I am interested in purchasing a C40 HP I spied on closeout recently. I hear that Colnago's are great bikes, but last season, I tried a 56cm CT1 and wasn't impressed at all-the bike just felt slow and sluggish. No pop or acceleration, and way too much trail (I had to use a 100mm stem on the test ride-the top tube was way long). I think it may have been a bit big-I heard somewhere that Colnagos need to be fit differently than a traditional bike (smaller). I hear that Colnago's like to be fitted with a longer stem and more setback than a traditional bike, which necessitates the smaller frame size. 

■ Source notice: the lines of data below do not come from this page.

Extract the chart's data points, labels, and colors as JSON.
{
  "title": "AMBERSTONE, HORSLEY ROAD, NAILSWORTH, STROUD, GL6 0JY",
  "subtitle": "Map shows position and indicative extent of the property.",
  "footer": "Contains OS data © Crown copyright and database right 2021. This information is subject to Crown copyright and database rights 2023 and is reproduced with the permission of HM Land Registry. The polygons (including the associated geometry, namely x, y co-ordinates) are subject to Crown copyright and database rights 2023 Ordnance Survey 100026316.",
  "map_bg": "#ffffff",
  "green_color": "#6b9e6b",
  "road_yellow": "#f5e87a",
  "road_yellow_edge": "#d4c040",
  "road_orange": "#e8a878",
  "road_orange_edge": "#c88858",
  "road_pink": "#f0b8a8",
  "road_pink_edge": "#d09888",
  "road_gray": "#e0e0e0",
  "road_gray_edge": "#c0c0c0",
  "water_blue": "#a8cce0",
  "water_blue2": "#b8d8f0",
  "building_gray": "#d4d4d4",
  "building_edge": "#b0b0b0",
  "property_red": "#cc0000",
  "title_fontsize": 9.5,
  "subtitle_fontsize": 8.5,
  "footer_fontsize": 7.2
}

I currently ride a Lemond with 54.5cm TT, 73.25 STA, and 53cm C-C. On that bike, I am set up with a 110 stem and 10cm of drop. I am comfortably positioned-not totally streched out (I could probably go with a 120 if I wanted, but the 110 is fine for all-day comfort). My standover (not that it matters) on that frame is probably 6cm or so-I have long legs/short arms. I also test rode a 54cm Cannondale that fit me well-lots of standover, but the TT length was perfect. My height is 175.5cm, cycling inseam is 85.3cm, arm length is 55.5cm, and torso+arm distance is 114cm. Pedal to saddle distance is 92.3cm.

I was thinking the 54cm C40 would be just the ticket. It will be of similiar size to my current ride, but a bit more low-slung. I want a fast yet comfortable frame-I ride 400km per week, and race every other weekend. FWIW, I could care less about standover or astchetics (sp?) as long as the frame fits. I probably want to run at least a 110cm stem-it has been my experience that if I have to use a shorter (100mm) stem due to a long top tube, the bike usually feels big and bulky (like that 56cm CT1 did). What do you think?


----------



## ipaul (Feb 16, 2004)

*similar situation*

I'm in a similar situation. I ride a 54 cannondale with a 54.5 TT and a 11 stem(have used a 12 with little difference in feel). I was thinking of going with a 56 since the TT is only .5cm longer and I can still maintain the seat tube angle the cannondale has. If I drop a size to the 55 colnago, the seat angle is now a 74 and that just makes things worse for the way I like to sit and just pushes the effective tt length longer. Do you really feel the 56 is too big?


----------